Twins agree with first-round pick Brooks Leereports Ted Schwerzler of Twins Daily (Twitter link). The former Cal Poly star will receive a signing bonus of $5.675 million.

Lee, 21, fell to the Twins in eighth overall on Sunday, a bit of a surprise. He ranked among the top six prospects in the draft in the estimation of Baseball America, The Athletic, ESPN, FanGraphs and MLB Pipeline. All but ESPN’s Kiley McDaniel named Lee the top college prospect in the class (McDaniel had him second behind Kevin Parada), with unanimous praise for its successful tool projection. Baseball America suggests that the switch-hitting infielder could become a plus-plus hitter (a rating of 70 on the 20-80 scale) at his peak. Other outlets weren’t as optimistic, but they all project him as an above-average hitter at minimum while raving about his awareness of the strike zone.

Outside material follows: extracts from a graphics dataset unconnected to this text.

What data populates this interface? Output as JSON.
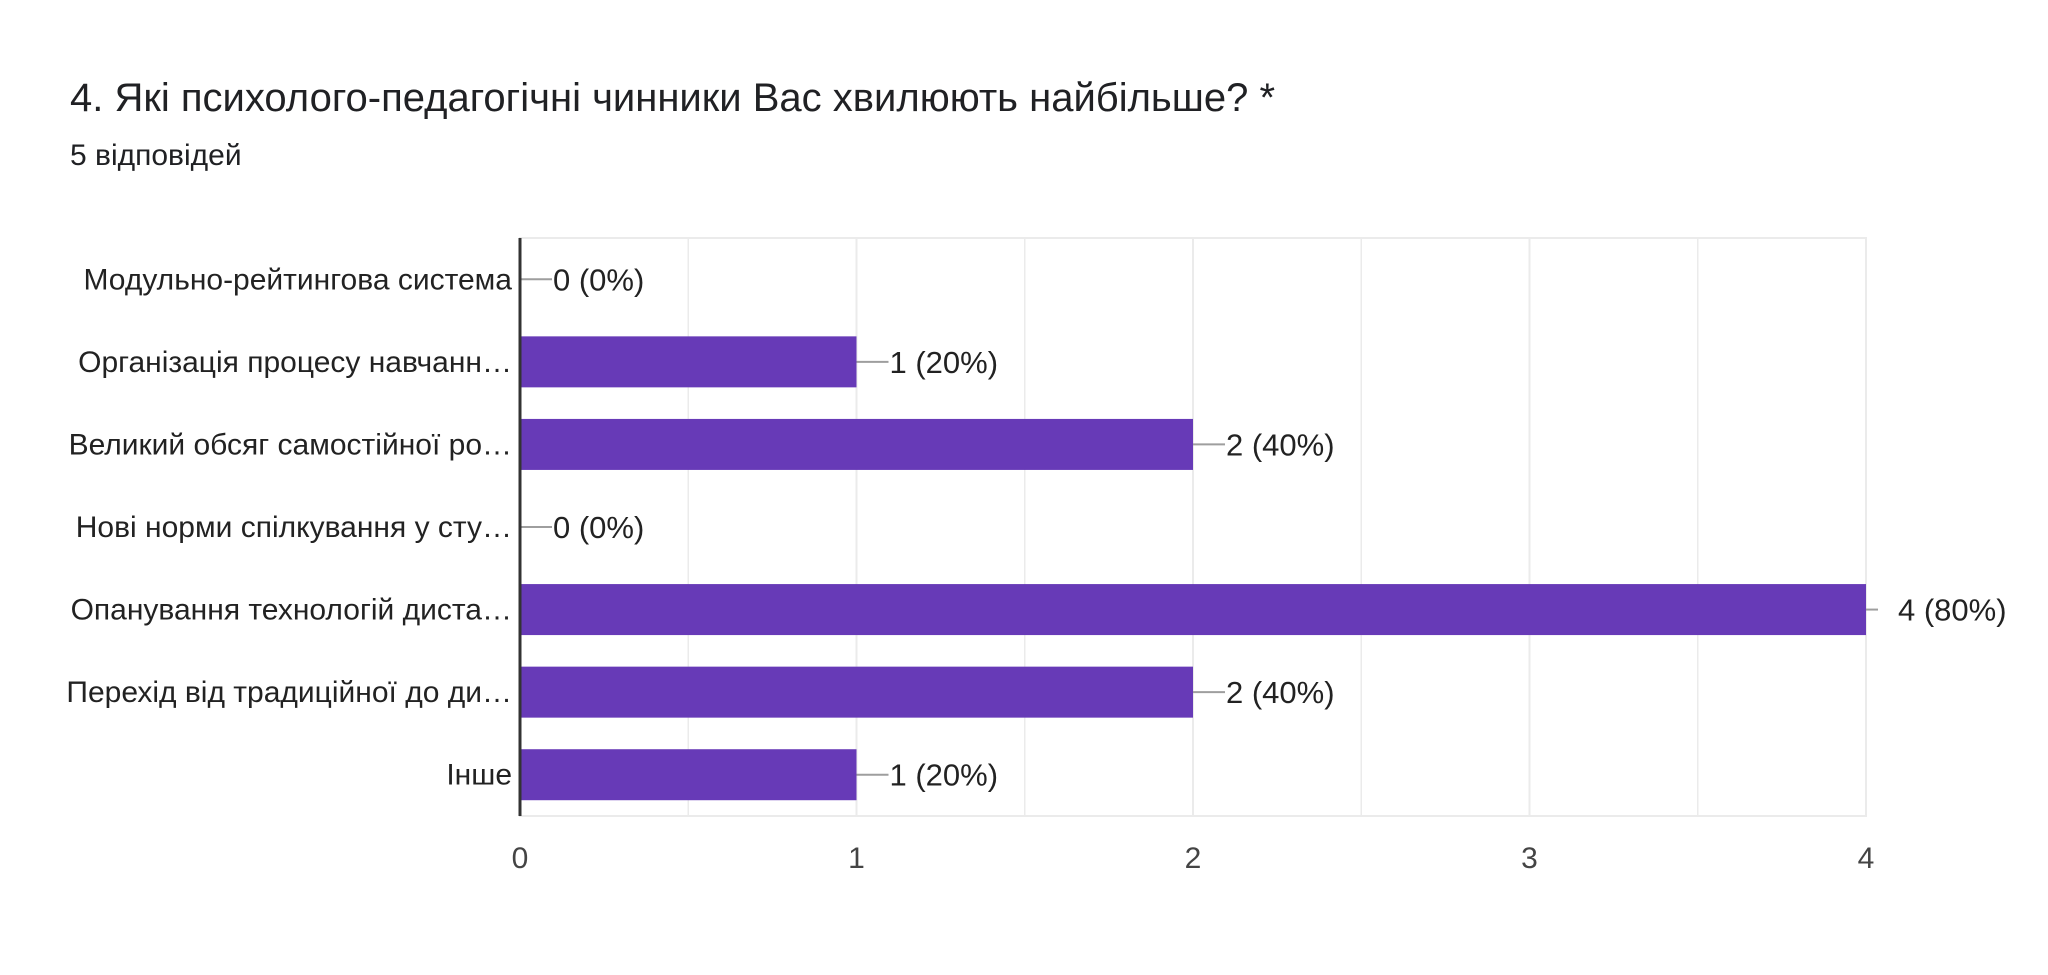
{
  "question": {
    "title": "4. Які психолого-педагогічні чинники Вас хвилюють найбільше? *",
    "responses": "5 відповідей"
  },
  "colors": {
    "bar": "#673ab7",
    "grid": "#ebebeb",
    "axis": "#333333",
    "text": "#222222",
    "tick": "#444444",
    "connector": "#9e9e9e"
  },
  "chart_data": {
    "type": "bar",
    "orientation": "horizontal",
    "categories": [
      "Модульно-рейтингова система",
      "Організація процесу навчанн…",
      "Великий обсяг самостійної ро…",
      "Нові норми спілкування у сту…",
      "Опанування технологій диста…",
      "Перехід від традиційної до ди…",
      "Інше"
    ],
    "values": [
      0,
      1,
      2,
      0,
      4,
      2,
      1
    ],
    "data_labels": [
      "0 (0%)",
      "1 (20%)",
      "2 (40%)",
      "0 (0%)",
      "4 (80%)",
      "2 (40%)",
      "1 (20%)"
    ],
    "xlim": [
      0,
      4
    ],
    "xticks": [
      0,
      1,
      2,
      3,
      4
    ],
    "xtick_labels": [
      "0",
      "1",
      "2",
      "3",
      "4"
    ],
    "grid": true,
    "legend": "none"
  }
}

That was on full display at Cal Poly, where Lee dominated the mid-major pitch. After barely playing in 2020 due to the combination of an early-season injury and the cancellation of the pandemic season, he spent the next two seasons as the Mustangs’ daily shortstop. He posted an OPS north of 1,000 every year, combining to hit .351/.426/.647 with 64 walks and 63 strikeouts in 538 college plate appearances. The Big West haven’t been one of the best conferences in the country in recent seasons, but Lee also raked in a 21-game stint in the Cape Cod League last summer and drew solid visual ratings from scouts. for his offensive advantage.

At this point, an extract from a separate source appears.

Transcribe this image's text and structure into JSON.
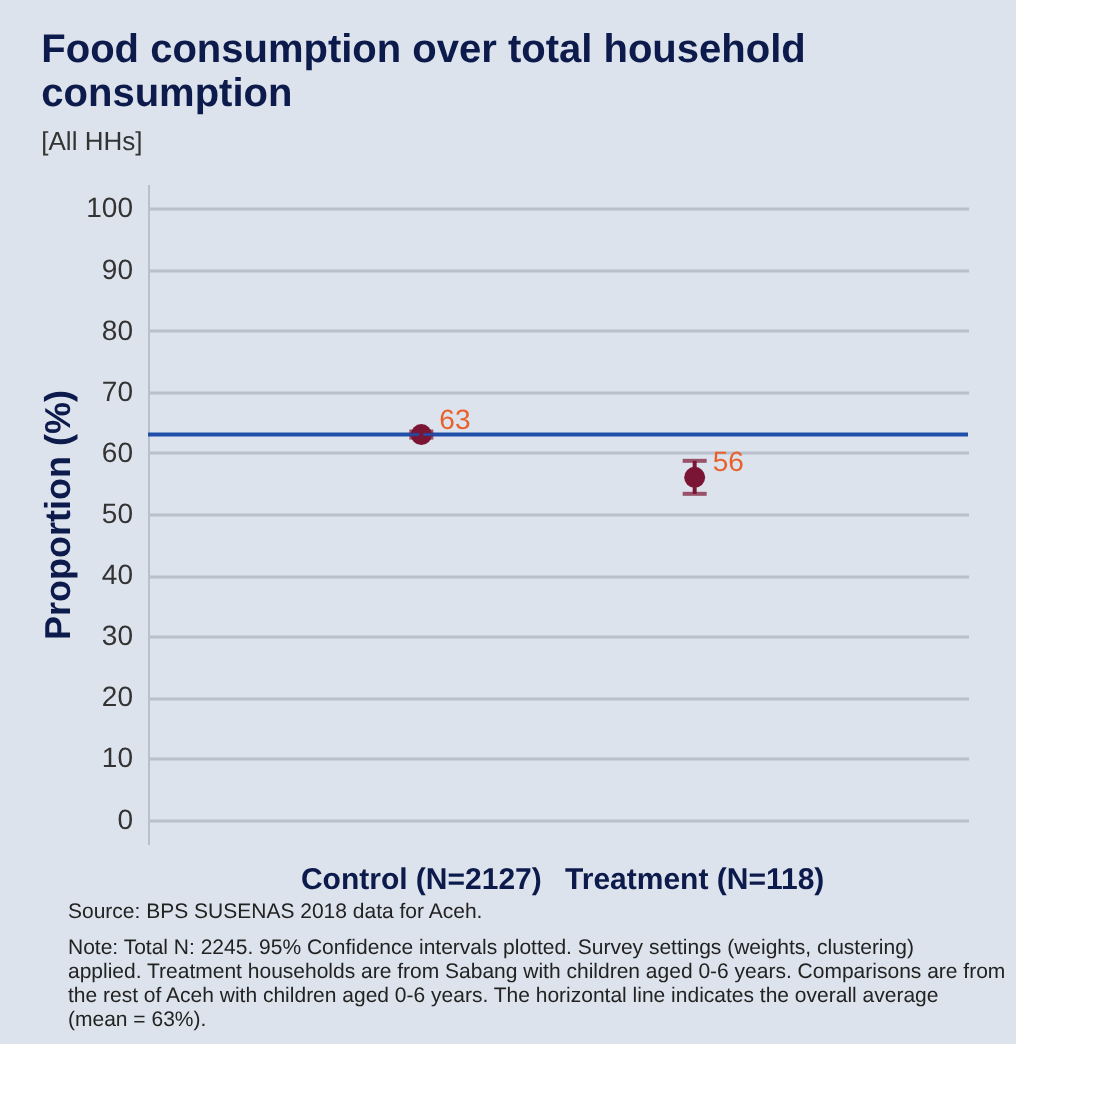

Lee isn’t a big runner, and most outlets predict he’ll leave shortstop before or soon after he reaches the majors. He’s a fluid defenseman with good hands, so the general expectation is that he’ll stay in the infield at second or third base.

According to Jim Callis of MLB.com, the eighth overall pick has a slot value of $5.4424 million. Lee’s bonus comes in a bit above that mark, although it is slightly below the previous pick’s slot value. Minnesota’s overall bonus pool is just north of $10 million.